His fingers twitch faster than ever. He hasn't yet made the offer I'm expecting him to make—the offer of escape. There's a part of me that wants him to, that wants to burst out of the tiny room and run for my life. And then there's that awful voice that knows we would never make it, and I would only get him killed along with me. That part of me prays he won't make the offer, because if he does, I might just take it.
He's silent for a moment, staring at the opposite wall, horrorstruck.
Then he turns and looks at me, looks me in the face with his sweet, brown, puppy-dog eyes.
I feel my throat tighten and I breathe in, trying to suppress the tide of emotion rising inside me.

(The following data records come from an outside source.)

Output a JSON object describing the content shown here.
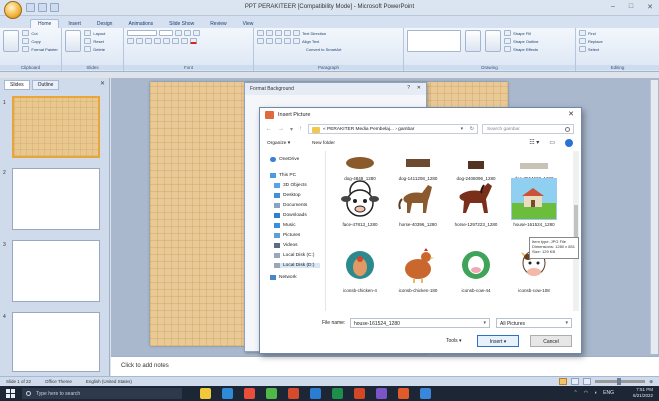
{
  "window": {
    "title": "PPT PERAKITEER [Compatibility Mode] - Microsoft PowerPoint",
    "controls": [
      "–",
      "□",
      "✕"
    ]
  },
  "ribbon": {
    "tabs": [
      "Home",
      "Insert",
      "Design",
      "Animations",
      "Slide Show",
      "Review",
      "View"
    ],
    "active_tab": "Home",
    "groups": [
      "Clipboard",
      "Slides",
      "Font",
      "Paragraph",
      "Drawing",
      "Editing"
    ],
    "clipboard": {
      "paste": "Paste",
      "cut": "Cut",
      "copy": "Copy",
      "format_painter": "Format Painter"
    },
    "slides": {
      "new_slide": "New Slide",
      "layout": "Layout",
      "reset": "Reset",
      "delete": "Delete"
    },
    "drawing": {
      "arrange": "Arrange",
      "quick_styles": "Quick Styles",
      "shape_fill": "Shape Fill",
      "shape_outline": "Shape Outline",
      "shape_effects": "Shape Effects"
    },
    "editing": {
      "find": "Find",
      "replace": "Replace",
      "select": "Select"
    },
    "paragraph": {
      "text_direction": "Text Direction",
      "align_text": "Align Text",
      "convert_smartart": "Convert to SmartArt"
    }
  },
  "left_panel": {
    "tabs": [
      "Slides",
      "Outline"
    ],
    "slide_numbers": [
      "1",
      "2",
      "3",
      "4"
    ]
  },
  "notes_placeholder": "Click to add notes",
  "status_bar": {
    "slide_info": "Slide 1 of 22",
    "theme": "Office Theme",
    "language": "English (United States)"
  },
  "format_background": {
    "title": "Format Background",
    "help": "?",
    "close": "✕"
  },
  "insert_picture": {
    "title": "Insert Picture",
    "path": "« PERAKITER Media Pembelaj... › gambar",
    "search_placeholder": "Search gambar",
    "organize": "Organize ▾",
    "new_folder": "New folder",
    "nav_items": [
      "OneDrive",
      "This PC",
      "3D Objects",
      "Desktop",
      "Documents",
      "Downloads",
      "Music",
      "Pictures",
      "Videos",
      "Local Disk (C:)",
      "Local Disk (D:)",
      "Network"
    ],
    "files": [
      {
        "name": "dog-4849_1280"
      },
      {
        "name": "dog-1411208_1280"
      },
      {
        "name": "dog-2406096_1280"
      },
      {
        "name": "dog-3564628_1280"
      },
      {
        "name": "face-47813_1280"
      },
      {
        "name": "horse-40396_1280"
      },
      {
        "name": "horse-1297223_1280"
      },
      {
        "name": "house-161524_1280"
      },
      {
        "name": "iconsb-chicken-4"
      },
      {
        "name": "iconsb-chicken-180"
      },
      {
        "name": "iconsb-cow-44"
      },
      {
        "name": "iconsb-cow-108"
      }
    ],
    "selected_file": "house-161524_1280",
    "tooltip": [
      "Item type: JPG File",
      "Dimensions: 1280 x 851",
      "Size: 129 KB"
    ],
    "file_name_label": "File name:",
    "file_name_value": "house-161524_1280",
    "file_type": "All Pictures",
    "tools": "Tools ▾",
    "insert": "Insert",
    "cancel": "Cancel"
  },
  "taskbar": {
    "search_placeholder": "Type here to search",
    "time": "7:51 PM",
    "date": "6/21/2022",
    "lang": "ENG"
  }
}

Bones, on the other hand, does no such thing.
Without a word, he flings his arms around my neck and presses his lips against mine, hard, and I know he doesn't want to let me go.
As cold as I'm trying to be, I have to relent and kiss him back, wrapping my arms around his waist and pulling him closer toward me.
I can't deny him this kiss goodbye, even though I know it'll torture me later.
I make the best of it, losing myself in the memory of our first kiss. It was very much the same situation we're in now—me broken, after a beating courtesy of my stepfather, and him trying to heal me.
Only I'm not broken yet. And either way, he can't heal me. Not now.
The kiss ends and the peacekeepers come, pulling us apart.
There are no passionate declarations, no pleading, no struggle.
We both go quietly.
At the door, he stops and turns to face me, his eyes wet and brimming again. "Don't die," he says. "Don't die."
I nod and answer, "I won't."
It's a promise I can't keep, but I lie to him anyways. I love him, after all.
Then the door swings shut, and he's gone.
I'm led away to the cars that'll take me and the other tribute to the train station, which will then take us to the Capitol.
And it's only after I'm locked away from the cameras and reporters that I allow my tears to flow.